PHOENIX (CN) – A man claims he had every right to bite a police dog on the nose because it bit him first. Erin Sullivan, who was hiding in a dog house, sued Phoenix and Glendale police in a civil rights complaint.




     Sullivan was arrested on March 19, 2010, after fleeing from police on foot, he says in his complaint in Maricopa County Court. He says he eluded Glendale cops “by hopping over fences,” but knew the jig was up when Phoenix police helped out with a helicopter and a police dog.
     “Erin found a hiding spot under a little dog house he pulled over himself,” the complaint states. “He heard officers walk by him. He got out of the dog house and moved about twenty feer when he heard the helicopter and heard instruction to ‘freeze.'”
     Realizing that “he could not escape from the helicopter,” he says, he “stopped, got on his knees and had his hands behind his head.”
     Then, Sullivan said, defendant Officer Bryan Welsh “came around the corner and appeared to be surprised to see Erin.”
     Other officers arrived and drew their guns, he says, and he was “told to move backwards ‘slowly’ from the object he was kneeling in front of. As he began to move backwards on his knees as instructed, Officer Welsh let the dog loose.”

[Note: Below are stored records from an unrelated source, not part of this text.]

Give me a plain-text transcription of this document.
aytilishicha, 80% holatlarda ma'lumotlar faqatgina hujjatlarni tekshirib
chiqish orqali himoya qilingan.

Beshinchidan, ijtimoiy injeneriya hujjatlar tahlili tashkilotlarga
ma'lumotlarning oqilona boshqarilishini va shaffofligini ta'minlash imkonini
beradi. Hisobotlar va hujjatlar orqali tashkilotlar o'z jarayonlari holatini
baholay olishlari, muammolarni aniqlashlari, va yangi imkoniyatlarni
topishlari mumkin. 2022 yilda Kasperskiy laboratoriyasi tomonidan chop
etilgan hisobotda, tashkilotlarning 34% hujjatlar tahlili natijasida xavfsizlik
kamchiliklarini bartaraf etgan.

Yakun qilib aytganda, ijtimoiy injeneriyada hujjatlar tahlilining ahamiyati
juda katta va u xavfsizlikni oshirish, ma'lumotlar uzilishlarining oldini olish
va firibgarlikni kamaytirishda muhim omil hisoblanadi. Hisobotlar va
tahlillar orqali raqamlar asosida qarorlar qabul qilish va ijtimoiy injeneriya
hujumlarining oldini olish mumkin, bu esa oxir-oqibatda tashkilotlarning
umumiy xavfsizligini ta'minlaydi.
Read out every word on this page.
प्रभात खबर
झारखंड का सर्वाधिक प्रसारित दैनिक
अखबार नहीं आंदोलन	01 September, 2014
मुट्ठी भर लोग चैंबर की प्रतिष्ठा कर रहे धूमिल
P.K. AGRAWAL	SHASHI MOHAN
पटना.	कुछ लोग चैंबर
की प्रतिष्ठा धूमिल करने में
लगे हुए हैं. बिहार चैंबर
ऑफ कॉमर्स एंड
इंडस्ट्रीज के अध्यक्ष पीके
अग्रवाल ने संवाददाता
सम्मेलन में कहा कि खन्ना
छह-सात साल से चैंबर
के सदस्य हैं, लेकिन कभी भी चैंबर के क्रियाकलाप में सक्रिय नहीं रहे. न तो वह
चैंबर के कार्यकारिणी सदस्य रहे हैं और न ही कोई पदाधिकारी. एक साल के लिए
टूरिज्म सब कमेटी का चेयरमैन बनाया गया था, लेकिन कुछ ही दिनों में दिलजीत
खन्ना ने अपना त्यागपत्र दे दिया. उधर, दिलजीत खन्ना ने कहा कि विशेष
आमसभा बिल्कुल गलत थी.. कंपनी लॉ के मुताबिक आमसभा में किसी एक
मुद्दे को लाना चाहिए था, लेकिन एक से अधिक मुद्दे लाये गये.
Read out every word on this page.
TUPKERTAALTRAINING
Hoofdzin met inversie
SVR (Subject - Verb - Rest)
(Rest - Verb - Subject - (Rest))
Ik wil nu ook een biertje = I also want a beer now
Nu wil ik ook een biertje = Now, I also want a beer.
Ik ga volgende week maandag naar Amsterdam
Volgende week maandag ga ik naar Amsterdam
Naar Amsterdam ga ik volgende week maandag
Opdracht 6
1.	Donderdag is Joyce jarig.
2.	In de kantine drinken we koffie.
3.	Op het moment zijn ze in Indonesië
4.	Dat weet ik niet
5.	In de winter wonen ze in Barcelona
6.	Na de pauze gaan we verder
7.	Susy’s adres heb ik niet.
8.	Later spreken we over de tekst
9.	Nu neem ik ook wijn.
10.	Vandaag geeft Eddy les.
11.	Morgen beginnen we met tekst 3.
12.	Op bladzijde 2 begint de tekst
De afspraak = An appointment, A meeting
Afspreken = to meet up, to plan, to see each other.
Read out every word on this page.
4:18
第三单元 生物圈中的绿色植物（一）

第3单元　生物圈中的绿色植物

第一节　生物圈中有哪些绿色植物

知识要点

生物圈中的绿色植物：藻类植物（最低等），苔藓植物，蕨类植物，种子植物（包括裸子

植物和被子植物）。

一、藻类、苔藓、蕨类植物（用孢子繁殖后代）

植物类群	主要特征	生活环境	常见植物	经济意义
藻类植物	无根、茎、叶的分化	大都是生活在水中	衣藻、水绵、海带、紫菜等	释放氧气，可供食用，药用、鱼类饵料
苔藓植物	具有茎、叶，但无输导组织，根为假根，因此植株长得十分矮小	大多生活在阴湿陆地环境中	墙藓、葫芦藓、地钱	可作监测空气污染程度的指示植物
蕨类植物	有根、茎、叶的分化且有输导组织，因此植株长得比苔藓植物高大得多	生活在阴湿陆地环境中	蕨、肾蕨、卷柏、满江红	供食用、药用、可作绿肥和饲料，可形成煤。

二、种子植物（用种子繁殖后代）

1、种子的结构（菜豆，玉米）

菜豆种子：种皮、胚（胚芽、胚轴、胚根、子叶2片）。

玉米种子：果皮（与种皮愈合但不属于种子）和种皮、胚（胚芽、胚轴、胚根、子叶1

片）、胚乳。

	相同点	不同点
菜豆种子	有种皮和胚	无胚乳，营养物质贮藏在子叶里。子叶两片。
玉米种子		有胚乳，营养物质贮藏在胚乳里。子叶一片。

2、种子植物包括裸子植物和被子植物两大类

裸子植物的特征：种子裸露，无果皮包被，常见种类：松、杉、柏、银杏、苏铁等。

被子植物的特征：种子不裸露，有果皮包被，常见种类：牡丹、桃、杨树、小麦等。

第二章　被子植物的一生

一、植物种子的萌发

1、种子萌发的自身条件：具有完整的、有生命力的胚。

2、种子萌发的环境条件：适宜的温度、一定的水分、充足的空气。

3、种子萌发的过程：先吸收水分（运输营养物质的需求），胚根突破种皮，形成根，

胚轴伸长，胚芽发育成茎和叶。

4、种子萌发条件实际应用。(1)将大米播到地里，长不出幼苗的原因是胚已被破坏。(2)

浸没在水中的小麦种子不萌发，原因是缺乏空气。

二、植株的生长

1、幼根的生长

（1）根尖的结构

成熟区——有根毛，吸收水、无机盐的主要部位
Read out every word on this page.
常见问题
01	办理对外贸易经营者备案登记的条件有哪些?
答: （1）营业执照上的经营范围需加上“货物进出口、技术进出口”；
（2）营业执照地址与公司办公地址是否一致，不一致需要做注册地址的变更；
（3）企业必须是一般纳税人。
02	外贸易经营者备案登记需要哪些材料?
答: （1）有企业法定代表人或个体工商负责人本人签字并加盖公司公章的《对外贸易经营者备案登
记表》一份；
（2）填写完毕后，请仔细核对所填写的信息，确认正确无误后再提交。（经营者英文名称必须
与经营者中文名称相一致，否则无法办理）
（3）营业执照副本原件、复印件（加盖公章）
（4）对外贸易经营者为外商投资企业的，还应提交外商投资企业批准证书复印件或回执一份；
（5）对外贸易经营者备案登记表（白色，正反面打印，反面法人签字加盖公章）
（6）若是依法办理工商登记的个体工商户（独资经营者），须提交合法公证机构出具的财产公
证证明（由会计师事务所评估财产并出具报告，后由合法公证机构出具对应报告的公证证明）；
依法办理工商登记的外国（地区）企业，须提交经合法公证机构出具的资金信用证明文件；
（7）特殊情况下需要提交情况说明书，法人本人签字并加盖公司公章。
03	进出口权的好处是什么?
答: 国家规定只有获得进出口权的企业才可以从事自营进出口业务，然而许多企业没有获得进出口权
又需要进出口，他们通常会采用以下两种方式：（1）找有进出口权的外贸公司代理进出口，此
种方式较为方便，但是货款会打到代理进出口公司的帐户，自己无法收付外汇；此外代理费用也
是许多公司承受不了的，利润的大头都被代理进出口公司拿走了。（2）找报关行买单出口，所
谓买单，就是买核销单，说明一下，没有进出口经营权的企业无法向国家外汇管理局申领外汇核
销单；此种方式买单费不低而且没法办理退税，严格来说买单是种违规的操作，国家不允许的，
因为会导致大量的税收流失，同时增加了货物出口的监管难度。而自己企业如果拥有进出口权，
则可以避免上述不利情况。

     Sullivan claims the dog bit him three or four times, injuring him so severely he needed 40 staples to seal the wounds.
     “When the dog went for Erin’s neck area, Erin felt his life was in danger and hit and bit the dog on its nose,” he says.
     That caused Welsh to call the dog off and spray Sullivan in the face with pepper spray, he says.
     He was taken to the Glendale City Jail, where he says he was not immediately provided with medical care for his diabetes and other problems.
     Sullivan says he had a diabetic seizure almost immediately upon being jailed in a cell.
     He seeks punitive damages for negligence, excessive force, and constitutional violations. He sued the Cities of Phoenix and Glendale, Officer Welsh and three other police officers.
     He is represented by Keith Knowlton.